鉴于caffe2和pytorch要合并的消息,再加之pytorch实现模型的开发效率优势,虽然PyTorch 1.0 Stable版本预计还有一段时间才能面试,不过现在可以基于PyTorch0.4.0版本进行学习。本系列主要记载一些常见的PyTorch问题和功能,并不是对PyTorch教程的全篇实现,有需要的朋友可以自行学习PyTorch官方文档
Tensor变量的requires_grad的属性默认为False,若一个节点requires_grad被设置为True,那么所有依赖它的节点的requires_grad都为True。
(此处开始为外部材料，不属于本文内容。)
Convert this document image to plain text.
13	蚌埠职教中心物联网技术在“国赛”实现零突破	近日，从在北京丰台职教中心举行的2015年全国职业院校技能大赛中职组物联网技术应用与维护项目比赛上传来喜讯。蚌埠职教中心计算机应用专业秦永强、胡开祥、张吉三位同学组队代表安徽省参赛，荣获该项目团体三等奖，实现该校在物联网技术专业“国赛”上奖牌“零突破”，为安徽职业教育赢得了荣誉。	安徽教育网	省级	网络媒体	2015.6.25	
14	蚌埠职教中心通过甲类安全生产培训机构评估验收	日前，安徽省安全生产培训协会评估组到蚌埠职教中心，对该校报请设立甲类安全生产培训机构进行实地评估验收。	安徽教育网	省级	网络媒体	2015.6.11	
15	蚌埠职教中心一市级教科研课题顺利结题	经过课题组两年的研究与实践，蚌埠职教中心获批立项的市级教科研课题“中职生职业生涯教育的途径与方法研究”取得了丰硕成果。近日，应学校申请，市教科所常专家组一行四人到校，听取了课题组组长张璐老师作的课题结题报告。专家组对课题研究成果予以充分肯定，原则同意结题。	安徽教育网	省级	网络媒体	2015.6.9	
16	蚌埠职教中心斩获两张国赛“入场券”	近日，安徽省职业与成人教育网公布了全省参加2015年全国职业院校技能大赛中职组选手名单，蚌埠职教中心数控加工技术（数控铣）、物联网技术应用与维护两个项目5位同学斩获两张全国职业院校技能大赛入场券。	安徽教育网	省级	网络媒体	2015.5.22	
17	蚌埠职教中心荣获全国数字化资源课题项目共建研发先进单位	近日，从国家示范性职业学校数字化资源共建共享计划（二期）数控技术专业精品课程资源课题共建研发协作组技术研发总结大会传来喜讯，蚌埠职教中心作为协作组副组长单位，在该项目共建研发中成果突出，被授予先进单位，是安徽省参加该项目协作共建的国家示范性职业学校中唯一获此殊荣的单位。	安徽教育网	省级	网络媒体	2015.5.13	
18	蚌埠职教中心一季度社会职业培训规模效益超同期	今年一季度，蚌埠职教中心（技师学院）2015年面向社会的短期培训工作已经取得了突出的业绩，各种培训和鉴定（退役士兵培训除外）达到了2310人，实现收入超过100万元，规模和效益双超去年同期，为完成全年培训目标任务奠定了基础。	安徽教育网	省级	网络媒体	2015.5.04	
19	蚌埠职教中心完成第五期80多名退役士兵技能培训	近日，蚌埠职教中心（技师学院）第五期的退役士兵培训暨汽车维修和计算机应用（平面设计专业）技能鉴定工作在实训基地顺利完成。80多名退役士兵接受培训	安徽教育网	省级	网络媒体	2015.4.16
(注意:0.4.0版本将 Variable 和 Tensor合并,统称为 Tensor,在过去的版本中,requires_grad属性是Variable封装的属性)
0 import torch
1 x=torch.ones(1)
2 w=torch.ones(1,requires_grad=True)
3 y=x*w
4 x.requires_grad,w.requires_grad,y.requires_grad
5 output:
6 (False, True, True)
y依赖于w,w的requires_grad=True,因此y的requires_grad=True (类似or操作)
关于.data方法,在新版本中保留功能, 但建议替代为x.detach()。
旧版中的.data方法是什么?
在Variable中将封装的Tensor数据存储在.data里
新版本中的.detach()方法
.data方法,本质上是给当前Tensor加一个新引用, 它们指向的内存都是一样的, 因此不安全 。
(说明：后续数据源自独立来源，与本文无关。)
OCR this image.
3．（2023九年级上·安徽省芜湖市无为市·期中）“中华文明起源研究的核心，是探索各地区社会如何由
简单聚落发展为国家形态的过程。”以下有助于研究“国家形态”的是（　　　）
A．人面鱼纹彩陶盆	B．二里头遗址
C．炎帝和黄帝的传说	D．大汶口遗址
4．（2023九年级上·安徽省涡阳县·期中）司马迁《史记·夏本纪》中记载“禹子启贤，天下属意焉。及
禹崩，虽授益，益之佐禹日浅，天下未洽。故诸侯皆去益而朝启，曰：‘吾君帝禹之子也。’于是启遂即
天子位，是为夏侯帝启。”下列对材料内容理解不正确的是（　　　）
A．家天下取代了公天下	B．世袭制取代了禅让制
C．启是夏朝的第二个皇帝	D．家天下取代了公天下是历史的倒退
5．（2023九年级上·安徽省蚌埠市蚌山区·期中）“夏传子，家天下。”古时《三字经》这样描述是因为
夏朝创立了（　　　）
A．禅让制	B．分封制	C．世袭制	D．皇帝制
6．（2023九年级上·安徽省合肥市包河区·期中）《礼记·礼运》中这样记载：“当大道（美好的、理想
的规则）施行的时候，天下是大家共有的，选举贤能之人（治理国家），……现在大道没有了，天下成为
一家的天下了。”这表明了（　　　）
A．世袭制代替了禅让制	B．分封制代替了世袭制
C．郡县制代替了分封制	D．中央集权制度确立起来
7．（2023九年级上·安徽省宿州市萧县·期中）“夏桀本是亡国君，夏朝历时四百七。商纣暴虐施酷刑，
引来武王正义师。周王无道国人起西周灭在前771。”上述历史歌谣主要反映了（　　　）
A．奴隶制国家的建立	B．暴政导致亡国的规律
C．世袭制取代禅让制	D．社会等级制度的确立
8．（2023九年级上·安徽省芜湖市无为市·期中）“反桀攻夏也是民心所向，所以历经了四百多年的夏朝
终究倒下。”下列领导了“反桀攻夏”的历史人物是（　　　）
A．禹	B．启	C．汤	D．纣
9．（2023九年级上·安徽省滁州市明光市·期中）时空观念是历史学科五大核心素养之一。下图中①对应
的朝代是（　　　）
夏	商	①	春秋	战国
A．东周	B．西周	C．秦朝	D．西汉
比如y = x.data(), 而x参与了计算图的运算, 那么, 如果你不小心修改了y的data, x的data也会跟着变, 然而反向传播是监听不到x的data变化的, 因此造成梯度计算错误。
y = x.detach()正如其名, 从当前计算图中返回一个Tensor y(从计算图中隔离), 这个Tensor y是不需要梯度的。一旦试图改变修改Tensor y(比如做in-place操作), 会被语法检查和python解释器监测到, 并抛出错误.因为返回的 Tensor y 和 被 detach 的Tensor x 指向同一个Tensor.
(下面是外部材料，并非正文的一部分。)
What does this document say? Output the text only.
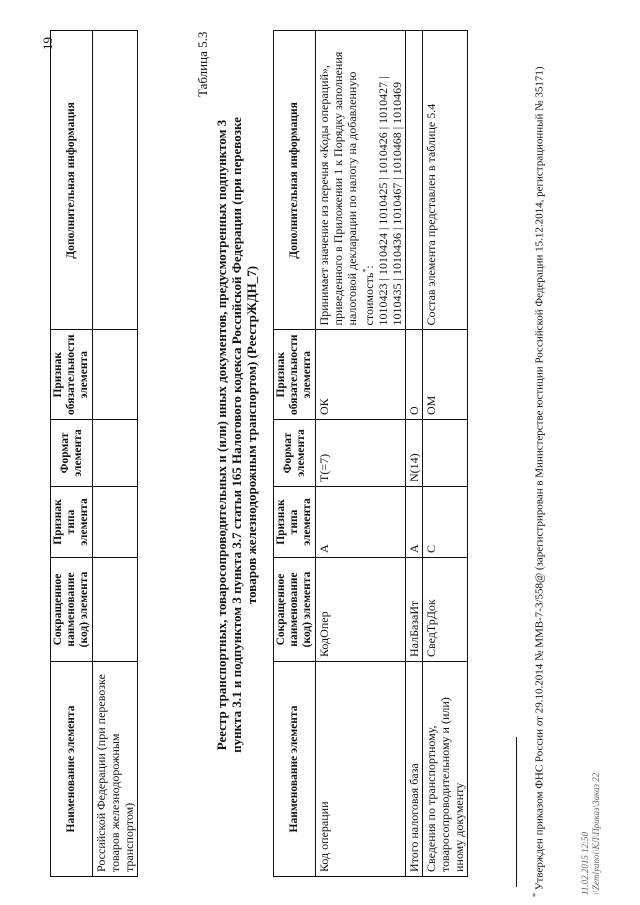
19
Наименование элемента	Сокращенное наименование (код) элемента	Признак типа элемента	Формат элемента	Признак обязательности элемента	Дополнительная информация
Российской Федерации (при перевозке товаров железнодорожным транспортом)					
Таблица 5.3
Реестр транспортных, товаросопроводительных и (или) иных документов, предусмотренных подпунктом 3 пункта 3.1 и подпунктом 3 пункта 3.7 статьи 165 Налогового кодекса Российской Федерации (при перевозке товаров железнодорожным транспортом) (РеестрЖДН_7)
Наименование элемента	Сокращенное наименование (код) элемента	Признак типа элемента	Формат элемента	Признак обязательности элемента	Дополнительная информация
Код операции	КодОпер	А	T(=7)	ОК	Принимает значение из перечня «Коды операций», приведенного в Приложении 1 к Порядку заполнения налоговой декларации по налогу на добавленную стоимость*:
1010423 | 1010424 | 1010425 | 1010426 | 1010427 | 1010435 | 1010436 | 1010467 | 1010468 | 1010469
Итого налоговая база	НалБазаИт	А	N(14)	О	
Сведения по транспортному, товаросопроводительному и (или) иному документу	СведТрДок	С		ОМ	Состав элемента представлен в таблице 5.4
* Утвержден приказом ФНС России от 29.10.2014 № ММВ-7-3/558@ (зарегистрирован в Министерстве юстиции Российской Федерации 15.12.2014, регистрационный № 35171)	11.02.2015 12:50 \\Zemlyanoi\КЛ\Приказ\Заказ 22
在以前的版本中,volatile在Variable中的属性,用于标志一个Variable是否要被计算图隔离出去。在Variable和Tensor合并之后,我们将使用torch.autograd里面的几个类torch.autograd.no_grad
、torch.autograd.enable_grad
、torch.autograd.set_grad_enabled(mode)
来完成类似的工作。
volatile的功能
volatile的作用很简单,volatile=True表面对应的节点不会求导,即使requires_grad=True,也不会进行反向传播,对于不需要反向传播的情景(inference,测试推断)等能节省显存,提高速度——因为无需保存梯度。
torch.autograd
这里以torch.autograd.no_grad
为例进行说明,剩下两个的说明详见PyTorch——Locally disabling gradient computation
由下面代码可看出:torch.autograd.no_grad
的作用是在上下文环境中切断梯度计算,在此模式下,每一步的计算结果中requires_grad
都是False,即使input设置为requires_grad=True
。因此可以用此功能替代之前的volatile
功能。
0 import torch
1 x = torch.tensor([1], requires_grad=True)
2 with torch.no_grad():
3 y = x ** 2
4 print(y.requires_grad)
5 output:
6 False
可能这样还不够清晰,举一个官方例子如下:
import torch
# N is batch size; D_in is input dimension;
# H is hidden dimension; D_out is output dimension.
N, D_in, H, D_out = 64, 1000, 100, 10
# Create random Tensors to hold inputs and outputs
x = torch.randn(N, D_in)
y = torch.randn(N, D_out)
# Use the nn package to define our model as a sequence of layers. nn.Sequential
# is a Module which contains other Modules, and applies them in sequence to
# produce its output. Each Linear Module computes output from input using a
# linear function, and holds internal Tensors for its weight and bias.
# 最简单的只有1层隐藏层的序惯模型
model = torch.nn.Sequential(
torch.nn.Linear(D_in, H),
torch.nn.ReLU(),
# 最后一层后面也要加逗号——————,
torch.nn.Linear(H, D_out),
)
# loss_function定义 size_average的说明见上面,也就是只算每个batch size的总loss。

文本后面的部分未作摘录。